Importantly, Hayden J, reiterating guidance he had previously given on 19 March, considered that:

Accordingly, though I recognise the challenges, I consider that the outstanding assessment by Dr Babalola can be undertaken via Skype or facetime with BP being properly prepared and supported by staff and, to the extent that it is possible, by his family too.

Although the judgment does not expressly provide this, it is clear that the consequence was that the application was dismissed, although with clear judicial approval of the plan drawn up to seek to maintain as much contact as possible between BP and his family.


The outcome of the application was, not, perhaps entirely surprising, although reflective of the changes that have been wrought by COVID-19 – only a few weeks ago, a care home that sought to impose such draconian restrictions would have been the subject of fierce criticism by a court.   It is perhaps important to note that the DoLS regime does not, itself, justify restrictions upon contact, and it is to be hoped that the long-awaited (long in the odd context of COVID-19 only being a matter of a few weeks) guidance from DHSC will clarify the basis upon which care homes can properly seek to impose restrictions upon those in BP’s position without recourse to the Court of Protection.[1] Such serious interferences with the right to private and family life under Article 8 ECHR will in very many cases be justified by the threat that would otherwise be posed to the lives of those within the care home, but, as Hayden J recognised, the stakes are indeed very high.

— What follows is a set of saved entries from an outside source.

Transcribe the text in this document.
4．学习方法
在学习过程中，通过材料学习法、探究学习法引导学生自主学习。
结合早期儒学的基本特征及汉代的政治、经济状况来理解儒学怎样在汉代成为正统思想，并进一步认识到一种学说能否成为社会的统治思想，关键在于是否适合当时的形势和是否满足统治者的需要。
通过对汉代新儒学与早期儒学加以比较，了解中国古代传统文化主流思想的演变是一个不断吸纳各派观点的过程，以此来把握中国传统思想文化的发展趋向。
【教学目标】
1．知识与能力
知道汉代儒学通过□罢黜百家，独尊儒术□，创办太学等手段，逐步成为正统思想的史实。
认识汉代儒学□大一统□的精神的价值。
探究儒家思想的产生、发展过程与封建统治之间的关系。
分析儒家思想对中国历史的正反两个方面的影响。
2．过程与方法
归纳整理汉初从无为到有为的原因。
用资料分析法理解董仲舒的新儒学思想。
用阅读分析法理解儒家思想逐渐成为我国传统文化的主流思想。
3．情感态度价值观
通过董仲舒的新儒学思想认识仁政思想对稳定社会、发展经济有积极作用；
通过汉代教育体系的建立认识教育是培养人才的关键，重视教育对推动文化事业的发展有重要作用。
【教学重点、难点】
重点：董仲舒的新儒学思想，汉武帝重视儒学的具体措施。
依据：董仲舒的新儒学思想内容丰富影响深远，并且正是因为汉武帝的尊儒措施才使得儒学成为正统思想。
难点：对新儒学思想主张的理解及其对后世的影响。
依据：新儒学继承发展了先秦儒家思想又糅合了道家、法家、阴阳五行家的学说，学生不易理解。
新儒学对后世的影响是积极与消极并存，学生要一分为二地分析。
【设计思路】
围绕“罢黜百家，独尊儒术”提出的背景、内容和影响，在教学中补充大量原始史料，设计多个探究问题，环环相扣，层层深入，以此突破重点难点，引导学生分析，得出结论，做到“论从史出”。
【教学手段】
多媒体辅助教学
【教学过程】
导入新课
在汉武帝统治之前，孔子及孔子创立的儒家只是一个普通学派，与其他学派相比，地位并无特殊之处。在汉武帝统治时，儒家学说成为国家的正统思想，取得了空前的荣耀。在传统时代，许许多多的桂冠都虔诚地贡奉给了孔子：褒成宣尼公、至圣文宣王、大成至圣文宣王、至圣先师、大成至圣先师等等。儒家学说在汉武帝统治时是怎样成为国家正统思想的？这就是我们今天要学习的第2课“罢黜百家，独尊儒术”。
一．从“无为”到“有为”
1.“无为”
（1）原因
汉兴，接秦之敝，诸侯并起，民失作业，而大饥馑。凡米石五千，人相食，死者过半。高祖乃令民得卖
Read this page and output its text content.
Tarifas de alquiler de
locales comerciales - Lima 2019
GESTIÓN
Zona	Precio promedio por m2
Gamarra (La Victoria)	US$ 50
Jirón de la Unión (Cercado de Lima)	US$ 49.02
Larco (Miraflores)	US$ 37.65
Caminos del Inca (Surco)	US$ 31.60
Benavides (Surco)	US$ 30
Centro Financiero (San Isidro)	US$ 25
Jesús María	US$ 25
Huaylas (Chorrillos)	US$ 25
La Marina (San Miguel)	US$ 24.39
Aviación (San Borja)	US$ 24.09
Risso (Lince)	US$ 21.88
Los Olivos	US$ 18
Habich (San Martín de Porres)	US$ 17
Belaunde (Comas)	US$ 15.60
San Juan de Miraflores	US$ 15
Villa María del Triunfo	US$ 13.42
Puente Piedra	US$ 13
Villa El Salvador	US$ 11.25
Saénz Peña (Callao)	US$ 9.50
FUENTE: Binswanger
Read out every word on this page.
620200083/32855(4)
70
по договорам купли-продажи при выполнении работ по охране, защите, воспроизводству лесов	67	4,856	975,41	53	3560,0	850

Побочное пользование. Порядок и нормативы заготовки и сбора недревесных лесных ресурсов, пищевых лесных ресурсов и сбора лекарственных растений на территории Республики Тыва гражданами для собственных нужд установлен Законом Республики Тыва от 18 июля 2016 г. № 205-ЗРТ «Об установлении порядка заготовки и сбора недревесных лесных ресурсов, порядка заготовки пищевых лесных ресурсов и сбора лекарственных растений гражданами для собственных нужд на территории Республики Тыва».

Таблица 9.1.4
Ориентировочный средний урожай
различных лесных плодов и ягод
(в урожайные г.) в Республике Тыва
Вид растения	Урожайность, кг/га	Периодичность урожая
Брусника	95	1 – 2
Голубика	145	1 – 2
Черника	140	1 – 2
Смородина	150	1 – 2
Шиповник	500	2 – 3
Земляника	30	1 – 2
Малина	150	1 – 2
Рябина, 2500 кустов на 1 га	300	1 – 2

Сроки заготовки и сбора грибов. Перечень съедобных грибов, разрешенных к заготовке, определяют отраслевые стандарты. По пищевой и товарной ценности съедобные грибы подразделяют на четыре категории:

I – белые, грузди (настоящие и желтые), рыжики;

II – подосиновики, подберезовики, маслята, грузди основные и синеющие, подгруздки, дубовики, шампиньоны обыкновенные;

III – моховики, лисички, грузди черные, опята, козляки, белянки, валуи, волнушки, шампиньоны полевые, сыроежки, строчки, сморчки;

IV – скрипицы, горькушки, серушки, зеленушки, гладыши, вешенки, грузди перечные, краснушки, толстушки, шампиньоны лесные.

As Hayden J also recognised – implicitly – that draconian restrictions upon contact can only be justified where all practicable steps are taken to secure the maintenance of such contact as can be achieved.

[1] Or, indeed, another court if – as will be the case in many situations – the individual in question does not lack capacity to make decisions as to contact. The Health Protection (Coronavirus, Restrictions) (England) Regulations 2020 (discussed here) do not give the power to restrict visits.